Sarah Crowther is a Research Fellow in the Isotope Geochemistry and Cosmochemistry Group in the Department of Earth and Environmental Science at The University of Manchester, UK. Her research focuses on using the RELAX and RIMSKI mass spectrometers to analyze xenon and krypton isotope ratios in a range of extra-terrestrial materials. A large part of her work focuses on iodine-xenon dating meteorites to unravel the thermal and impact histories of their parent asteroids. Sarah is also actively involved in many public engagement and outreach activities, and was awarded the 2019 Annie Maunder medal for public engagement by the Royal Astronomical Society in recognition of her work.

Ann Nguyen (2nd term)

Ann Nguyen is a research scientist within the Astromaterials Research and Exploration Science Directorate at NASA Johnson Space Center, USA. Her research focuses on high-spatial resolution isotopic and mineral characterization of presolar silicate grains and early solar system condensates identified in primitive meteorites, interplanetary dust particles, and comet Wild2 samples returned by NASA's Stardust mission.

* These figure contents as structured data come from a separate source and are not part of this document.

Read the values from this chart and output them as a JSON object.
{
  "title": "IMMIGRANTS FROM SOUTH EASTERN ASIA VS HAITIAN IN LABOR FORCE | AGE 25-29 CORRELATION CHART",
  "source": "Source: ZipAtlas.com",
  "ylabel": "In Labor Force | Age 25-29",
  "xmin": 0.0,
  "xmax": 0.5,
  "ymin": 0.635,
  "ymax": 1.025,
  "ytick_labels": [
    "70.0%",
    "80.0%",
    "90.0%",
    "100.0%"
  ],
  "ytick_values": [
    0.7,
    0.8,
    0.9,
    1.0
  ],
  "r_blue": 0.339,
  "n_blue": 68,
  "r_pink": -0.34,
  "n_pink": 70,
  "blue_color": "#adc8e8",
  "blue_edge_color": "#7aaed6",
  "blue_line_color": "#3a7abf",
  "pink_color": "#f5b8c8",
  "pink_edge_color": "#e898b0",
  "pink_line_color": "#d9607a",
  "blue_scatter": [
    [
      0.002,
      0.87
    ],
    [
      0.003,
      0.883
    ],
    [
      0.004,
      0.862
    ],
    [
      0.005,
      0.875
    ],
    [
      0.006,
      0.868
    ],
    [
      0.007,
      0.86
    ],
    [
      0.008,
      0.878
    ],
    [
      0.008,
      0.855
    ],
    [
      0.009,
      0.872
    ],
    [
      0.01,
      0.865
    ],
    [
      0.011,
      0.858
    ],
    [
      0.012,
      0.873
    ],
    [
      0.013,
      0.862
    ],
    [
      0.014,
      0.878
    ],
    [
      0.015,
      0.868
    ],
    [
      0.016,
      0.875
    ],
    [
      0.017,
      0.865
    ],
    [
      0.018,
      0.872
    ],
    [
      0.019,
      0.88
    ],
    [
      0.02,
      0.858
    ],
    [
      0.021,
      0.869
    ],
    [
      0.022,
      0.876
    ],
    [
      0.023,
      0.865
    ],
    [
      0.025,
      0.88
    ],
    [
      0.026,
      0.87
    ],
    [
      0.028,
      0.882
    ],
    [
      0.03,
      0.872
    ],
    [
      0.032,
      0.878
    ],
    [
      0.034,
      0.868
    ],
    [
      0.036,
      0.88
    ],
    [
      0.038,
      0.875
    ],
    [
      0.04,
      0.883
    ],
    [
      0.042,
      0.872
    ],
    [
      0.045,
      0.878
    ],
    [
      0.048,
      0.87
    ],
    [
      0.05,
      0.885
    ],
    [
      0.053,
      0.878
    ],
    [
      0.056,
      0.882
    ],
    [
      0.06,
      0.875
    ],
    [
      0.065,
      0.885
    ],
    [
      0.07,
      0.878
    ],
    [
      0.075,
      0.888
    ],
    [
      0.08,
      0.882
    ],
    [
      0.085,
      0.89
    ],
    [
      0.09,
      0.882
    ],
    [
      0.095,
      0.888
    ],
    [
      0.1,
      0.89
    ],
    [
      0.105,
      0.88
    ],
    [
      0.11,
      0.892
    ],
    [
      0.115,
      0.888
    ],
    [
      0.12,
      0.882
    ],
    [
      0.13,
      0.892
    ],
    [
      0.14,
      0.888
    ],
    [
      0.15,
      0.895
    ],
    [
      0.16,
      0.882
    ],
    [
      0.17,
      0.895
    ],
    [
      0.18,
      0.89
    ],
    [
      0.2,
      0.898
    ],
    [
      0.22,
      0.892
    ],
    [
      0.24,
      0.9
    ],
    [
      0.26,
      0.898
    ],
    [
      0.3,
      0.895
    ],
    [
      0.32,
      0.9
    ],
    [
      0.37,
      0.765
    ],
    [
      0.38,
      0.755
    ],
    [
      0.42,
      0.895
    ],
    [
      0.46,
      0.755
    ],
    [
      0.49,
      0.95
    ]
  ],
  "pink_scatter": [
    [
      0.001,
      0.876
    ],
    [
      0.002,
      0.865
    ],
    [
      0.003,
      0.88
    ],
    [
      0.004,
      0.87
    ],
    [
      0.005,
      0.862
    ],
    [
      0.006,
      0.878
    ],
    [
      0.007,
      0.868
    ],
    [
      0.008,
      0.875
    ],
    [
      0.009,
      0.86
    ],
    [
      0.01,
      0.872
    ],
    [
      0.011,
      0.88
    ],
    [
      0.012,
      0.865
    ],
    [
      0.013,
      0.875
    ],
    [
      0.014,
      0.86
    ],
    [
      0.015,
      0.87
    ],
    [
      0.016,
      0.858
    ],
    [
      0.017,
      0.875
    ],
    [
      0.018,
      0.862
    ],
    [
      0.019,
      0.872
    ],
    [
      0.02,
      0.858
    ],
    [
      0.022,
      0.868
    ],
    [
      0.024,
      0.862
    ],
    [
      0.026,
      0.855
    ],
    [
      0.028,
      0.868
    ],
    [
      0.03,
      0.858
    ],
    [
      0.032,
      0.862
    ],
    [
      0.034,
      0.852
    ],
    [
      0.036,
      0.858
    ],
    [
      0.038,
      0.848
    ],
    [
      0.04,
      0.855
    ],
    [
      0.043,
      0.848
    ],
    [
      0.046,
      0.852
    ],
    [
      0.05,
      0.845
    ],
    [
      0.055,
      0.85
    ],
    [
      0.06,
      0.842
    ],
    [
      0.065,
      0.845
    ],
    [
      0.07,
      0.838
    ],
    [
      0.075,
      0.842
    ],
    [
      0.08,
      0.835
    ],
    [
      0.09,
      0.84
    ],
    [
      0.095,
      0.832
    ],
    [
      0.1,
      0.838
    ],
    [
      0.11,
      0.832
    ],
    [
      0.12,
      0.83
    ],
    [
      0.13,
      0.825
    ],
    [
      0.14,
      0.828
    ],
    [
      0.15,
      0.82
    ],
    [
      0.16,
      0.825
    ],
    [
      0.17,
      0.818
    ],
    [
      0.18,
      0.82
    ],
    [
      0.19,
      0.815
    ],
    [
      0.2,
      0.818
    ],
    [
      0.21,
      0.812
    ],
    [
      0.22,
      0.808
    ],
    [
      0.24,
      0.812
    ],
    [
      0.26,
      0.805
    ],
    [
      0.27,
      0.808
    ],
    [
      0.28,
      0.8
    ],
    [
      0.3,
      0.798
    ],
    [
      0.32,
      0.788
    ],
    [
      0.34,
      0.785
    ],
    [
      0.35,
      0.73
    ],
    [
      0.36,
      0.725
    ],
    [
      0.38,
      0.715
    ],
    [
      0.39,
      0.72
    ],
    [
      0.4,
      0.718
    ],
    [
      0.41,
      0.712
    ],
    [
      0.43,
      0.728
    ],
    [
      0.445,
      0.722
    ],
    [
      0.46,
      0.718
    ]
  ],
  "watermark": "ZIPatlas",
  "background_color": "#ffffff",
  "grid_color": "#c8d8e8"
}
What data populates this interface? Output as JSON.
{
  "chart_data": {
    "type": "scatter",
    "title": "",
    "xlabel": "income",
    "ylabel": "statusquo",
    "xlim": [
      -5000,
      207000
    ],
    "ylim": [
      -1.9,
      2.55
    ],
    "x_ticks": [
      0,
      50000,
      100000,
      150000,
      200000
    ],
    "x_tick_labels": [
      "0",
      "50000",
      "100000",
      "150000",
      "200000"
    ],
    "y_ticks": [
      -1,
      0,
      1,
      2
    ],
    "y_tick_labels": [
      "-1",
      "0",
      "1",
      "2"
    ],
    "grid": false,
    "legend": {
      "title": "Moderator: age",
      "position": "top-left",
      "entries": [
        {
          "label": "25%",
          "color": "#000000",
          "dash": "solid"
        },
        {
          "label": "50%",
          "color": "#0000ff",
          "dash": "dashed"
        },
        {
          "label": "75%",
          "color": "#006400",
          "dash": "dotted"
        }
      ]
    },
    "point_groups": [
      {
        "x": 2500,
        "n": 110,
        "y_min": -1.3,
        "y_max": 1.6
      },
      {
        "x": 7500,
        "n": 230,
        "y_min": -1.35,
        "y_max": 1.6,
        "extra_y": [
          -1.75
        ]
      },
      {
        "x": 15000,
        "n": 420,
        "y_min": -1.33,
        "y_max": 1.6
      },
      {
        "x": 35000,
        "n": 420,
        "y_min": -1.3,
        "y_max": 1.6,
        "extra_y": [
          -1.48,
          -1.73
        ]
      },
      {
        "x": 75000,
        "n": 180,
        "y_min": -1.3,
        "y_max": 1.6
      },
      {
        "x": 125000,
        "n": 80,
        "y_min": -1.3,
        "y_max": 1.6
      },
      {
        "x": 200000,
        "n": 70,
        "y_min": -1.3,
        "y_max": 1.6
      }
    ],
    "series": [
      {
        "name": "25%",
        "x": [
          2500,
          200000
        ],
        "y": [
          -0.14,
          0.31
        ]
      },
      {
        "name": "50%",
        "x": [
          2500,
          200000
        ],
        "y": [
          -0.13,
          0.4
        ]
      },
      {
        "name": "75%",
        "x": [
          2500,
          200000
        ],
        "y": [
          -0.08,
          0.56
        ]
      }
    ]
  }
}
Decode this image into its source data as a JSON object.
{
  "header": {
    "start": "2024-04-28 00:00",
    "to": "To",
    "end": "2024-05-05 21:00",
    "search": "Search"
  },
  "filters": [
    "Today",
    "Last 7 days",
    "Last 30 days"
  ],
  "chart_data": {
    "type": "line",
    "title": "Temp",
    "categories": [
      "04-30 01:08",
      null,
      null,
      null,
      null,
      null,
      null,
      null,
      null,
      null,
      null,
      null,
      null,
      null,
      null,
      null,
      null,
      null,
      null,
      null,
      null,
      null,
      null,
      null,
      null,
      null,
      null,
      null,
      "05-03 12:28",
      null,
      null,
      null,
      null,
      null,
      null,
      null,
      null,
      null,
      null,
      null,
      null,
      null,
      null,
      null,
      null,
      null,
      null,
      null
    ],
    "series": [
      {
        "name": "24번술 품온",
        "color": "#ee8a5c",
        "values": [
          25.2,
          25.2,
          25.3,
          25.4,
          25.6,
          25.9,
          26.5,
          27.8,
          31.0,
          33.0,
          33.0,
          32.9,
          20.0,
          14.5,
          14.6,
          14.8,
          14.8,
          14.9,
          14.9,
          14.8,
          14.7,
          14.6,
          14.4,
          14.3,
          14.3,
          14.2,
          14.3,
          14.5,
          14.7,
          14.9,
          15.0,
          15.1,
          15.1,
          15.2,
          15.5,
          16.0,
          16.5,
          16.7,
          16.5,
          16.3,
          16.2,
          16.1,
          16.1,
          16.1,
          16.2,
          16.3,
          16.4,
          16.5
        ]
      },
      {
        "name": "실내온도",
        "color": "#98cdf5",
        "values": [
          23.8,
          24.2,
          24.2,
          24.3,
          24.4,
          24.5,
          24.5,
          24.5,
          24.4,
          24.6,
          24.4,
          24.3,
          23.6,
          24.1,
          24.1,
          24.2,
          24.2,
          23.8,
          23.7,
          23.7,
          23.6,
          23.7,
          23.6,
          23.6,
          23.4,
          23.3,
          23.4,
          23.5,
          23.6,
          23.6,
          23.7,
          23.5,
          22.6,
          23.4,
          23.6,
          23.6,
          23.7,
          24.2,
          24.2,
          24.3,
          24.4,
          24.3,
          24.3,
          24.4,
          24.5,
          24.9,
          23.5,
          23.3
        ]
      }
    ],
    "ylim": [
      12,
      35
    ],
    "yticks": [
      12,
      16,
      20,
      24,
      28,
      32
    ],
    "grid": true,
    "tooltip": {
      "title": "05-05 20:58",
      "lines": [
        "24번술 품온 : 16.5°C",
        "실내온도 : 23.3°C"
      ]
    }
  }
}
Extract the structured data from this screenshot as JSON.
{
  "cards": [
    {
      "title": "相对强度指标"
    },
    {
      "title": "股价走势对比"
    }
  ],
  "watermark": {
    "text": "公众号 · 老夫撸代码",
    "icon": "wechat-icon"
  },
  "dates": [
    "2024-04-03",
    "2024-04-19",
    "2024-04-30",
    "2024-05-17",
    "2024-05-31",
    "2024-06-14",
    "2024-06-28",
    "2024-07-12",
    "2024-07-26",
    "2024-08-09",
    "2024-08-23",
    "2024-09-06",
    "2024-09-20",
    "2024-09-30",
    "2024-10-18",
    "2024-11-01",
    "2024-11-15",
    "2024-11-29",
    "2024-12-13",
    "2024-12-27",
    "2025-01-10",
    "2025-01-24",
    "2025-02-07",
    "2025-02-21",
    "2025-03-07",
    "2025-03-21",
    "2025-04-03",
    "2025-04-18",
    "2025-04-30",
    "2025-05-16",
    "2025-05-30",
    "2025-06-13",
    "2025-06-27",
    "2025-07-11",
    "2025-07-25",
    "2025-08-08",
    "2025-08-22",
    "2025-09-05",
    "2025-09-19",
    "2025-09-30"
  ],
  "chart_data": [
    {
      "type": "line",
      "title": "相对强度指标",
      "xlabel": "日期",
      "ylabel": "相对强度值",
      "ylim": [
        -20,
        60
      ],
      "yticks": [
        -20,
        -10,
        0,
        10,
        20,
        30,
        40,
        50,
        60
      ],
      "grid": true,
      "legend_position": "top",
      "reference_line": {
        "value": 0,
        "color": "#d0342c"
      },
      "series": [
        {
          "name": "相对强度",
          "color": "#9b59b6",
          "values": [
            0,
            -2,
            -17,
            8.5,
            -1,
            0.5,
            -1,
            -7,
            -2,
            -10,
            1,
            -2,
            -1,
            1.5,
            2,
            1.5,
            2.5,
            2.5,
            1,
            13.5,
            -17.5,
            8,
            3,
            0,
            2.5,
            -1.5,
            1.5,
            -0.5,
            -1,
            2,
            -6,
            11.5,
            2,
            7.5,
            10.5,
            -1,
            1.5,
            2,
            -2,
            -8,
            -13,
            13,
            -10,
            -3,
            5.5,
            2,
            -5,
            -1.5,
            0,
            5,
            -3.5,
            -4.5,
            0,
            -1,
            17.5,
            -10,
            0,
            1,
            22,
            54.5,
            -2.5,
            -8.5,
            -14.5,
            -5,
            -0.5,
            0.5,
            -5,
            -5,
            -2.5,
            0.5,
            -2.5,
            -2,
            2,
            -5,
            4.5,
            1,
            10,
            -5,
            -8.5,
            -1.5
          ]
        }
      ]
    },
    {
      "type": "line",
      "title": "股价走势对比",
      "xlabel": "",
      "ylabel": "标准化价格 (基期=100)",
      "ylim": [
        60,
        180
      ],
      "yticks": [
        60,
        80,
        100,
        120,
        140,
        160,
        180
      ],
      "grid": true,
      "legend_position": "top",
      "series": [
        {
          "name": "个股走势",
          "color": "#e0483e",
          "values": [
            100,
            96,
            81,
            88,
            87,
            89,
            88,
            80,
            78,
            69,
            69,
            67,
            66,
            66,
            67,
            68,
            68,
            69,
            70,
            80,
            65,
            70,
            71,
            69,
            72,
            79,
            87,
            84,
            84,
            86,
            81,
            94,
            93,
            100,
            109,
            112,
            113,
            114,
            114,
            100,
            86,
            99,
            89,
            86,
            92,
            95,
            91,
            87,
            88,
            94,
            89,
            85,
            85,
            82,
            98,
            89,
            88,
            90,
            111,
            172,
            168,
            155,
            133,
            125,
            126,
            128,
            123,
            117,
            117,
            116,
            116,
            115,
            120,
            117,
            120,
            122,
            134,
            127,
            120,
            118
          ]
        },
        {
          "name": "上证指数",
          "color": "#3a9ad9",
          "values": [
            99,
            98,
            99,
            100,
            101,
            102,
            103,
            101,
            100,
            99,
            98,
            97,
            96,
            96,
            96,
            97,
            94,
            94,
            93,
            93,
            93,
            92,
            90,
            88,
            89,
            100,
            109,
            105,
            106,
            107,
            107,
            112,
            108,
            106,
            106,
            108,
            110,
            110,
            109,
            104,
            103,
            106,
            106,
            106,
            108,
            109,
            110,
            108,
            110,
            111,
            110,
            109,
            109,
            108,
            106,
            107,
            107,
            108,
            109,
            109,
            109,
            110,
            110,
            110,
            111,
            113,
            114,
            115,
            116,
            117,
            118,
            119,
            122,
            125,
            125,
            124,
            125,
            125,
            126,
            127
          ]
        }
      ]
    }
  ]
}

These studies increase our understanding of the origins, formation conditions, and alteration histories of these primitive materials.

Denton Ebel (2nd term)

Denton Ebel is curator of meteorites at the Department of Earth and Planetary Sciences, The American Museum of Natural History, New York, USA. His research is modeling how gas, solid, and melt phases interact at high temperatures and low pressures, to understand the formation of the first solids, and molten (liquid) rock droplets in the solar system, which eventually led to the accretion of the planets. Denton organized the 2010 Meteoritical Society Annual Meeting in New York. He is a member of the Audit Committee.